私は治療を快諾しました。あの日は空いている教室が見あららなかったため、図書館の事務室の、勤務時間中だったので、数名の職員が見ているところの、あいている机を借り、患者夫妻の承諾を得て、そこで治療することにしました。他人の見ているところで治療することは、断じて避けるべきであるが、この日は適当な室がないため、やむを得なかったのであります。そこで、さっそく催眠術をかけ、催眠状態に引き入れてから、
「あなたのてんかんは、これで完全になおって、将来再発するようなことは断じてありません。安心してください」
と、暗示を与えて催眠術を解きました。
患者夫妻は、
「羽田空港を出発するまでには、まだ日数がありますから、それまでにもう一度催眠術をかけてほしい」
と、一回の施術では不安らしく、このような以来だったから私は、
「催眠術はいまごらんになったように薬でなく、ただ言葉の暗示を患者の脳に感銘させ、脳波暗示のとおり作用して病気がなおるのですから、一回の施術で大丈夫です。

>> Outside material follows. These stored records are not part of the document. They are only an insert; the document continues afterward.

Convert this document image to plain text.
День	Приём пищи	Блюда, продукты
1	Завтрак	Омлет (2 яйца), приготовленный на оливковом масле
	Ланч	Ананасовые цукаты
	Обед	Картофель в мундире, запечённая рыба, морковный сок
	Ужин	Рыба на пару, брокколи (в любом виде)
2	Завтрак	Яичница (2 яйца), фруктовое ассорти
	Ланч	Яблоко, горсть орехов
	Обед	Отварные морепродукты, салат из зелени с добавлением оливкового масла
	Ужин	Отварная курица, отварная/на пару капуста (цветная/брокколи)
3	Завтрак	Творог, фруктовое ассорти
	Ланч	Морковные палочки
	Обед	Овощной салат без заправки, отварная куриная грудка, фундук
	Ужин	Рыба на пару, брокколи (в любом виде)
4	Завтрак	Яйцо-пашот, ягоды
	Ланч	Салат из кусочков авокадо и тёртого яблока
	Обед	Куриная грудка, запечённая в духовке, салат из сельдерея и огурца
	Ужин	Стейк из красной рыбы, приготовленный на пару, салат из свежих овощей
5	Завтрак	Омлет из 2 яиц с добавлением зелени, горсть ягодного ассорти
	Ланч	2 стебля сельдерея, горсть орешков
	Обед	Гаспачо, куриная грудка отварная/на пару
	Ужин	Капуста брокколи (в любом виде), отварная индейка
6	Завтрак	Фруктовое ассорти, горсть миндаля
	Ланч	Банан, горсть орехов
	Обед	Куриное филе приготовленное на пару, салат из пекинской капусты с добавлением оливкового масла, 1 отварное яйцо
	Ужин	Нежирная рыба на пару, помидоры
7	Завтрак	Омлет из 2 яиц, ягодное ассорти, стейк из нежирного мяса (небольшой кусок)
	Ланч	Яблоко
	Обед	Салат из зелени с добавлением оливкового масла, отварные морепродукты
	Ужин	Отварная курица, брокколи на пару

二回施術する必要はございません。これは私の長い間の経験による信念ですから・・・・」
と断ったところ、夫妻は一回の施術では不安らしく、
「私どもは、共に七十に近い老人ですから、今後再び日本へ来るようなことはないでしょうと思います。ぜひもう一度施術をお願いしたいのですが・・・」
と、くどく懇請されましたが、しかし、出発せられるまでに、もう一度施術することは、いま施術したことが全く無駄となるわけですから私は、
「同じ病気に対し、二度も同じ暗示を与える必要はありません。私は施術するのを惜しむわけでなく、一回でなおるという確信をもって施術したのですから、二回施術する必要は断じてありません。あなたも、私が申しますとおり、一回の施術でなおったのだと思って安心してお帰りください」
と諭しました。しかしこの夫妻は不本意らしい表情で、すごすご辞去されました。
その年の12月7日、私は思いがけなく彼女の夫君からの手紙を受け取りました。その手紙によると、
「私の妻は昨年の10月、東京学芸大学の事務室で、催眠術の治療を受けました。その節はお世話でございました。長い間苦しんだ病気がおかげさまで完全になおって、今日まで一度の発作も起こらず、催眠術の効果の確実なことを知って、感謝にたえません」
と、このような要旨の礼状だったのです。その後現在まで、毎年のクリスマスカード、年賀状、そのときどきの彼地のニュースなどを知らせる手紙などを私は受け取っています。また過日は私に対し、ひまがあるならばぜひハワイに来て、それから米大陸に渡って、多くの悩んでいる同病患者に施術し、彼等を救ってほしい、当方でもできる限りの努力をしたい、という厚意ある嬉しいたよりも受けました。
このような長尾盛之助先生のことが、検索してもほとんどヒットしないのはなぜ?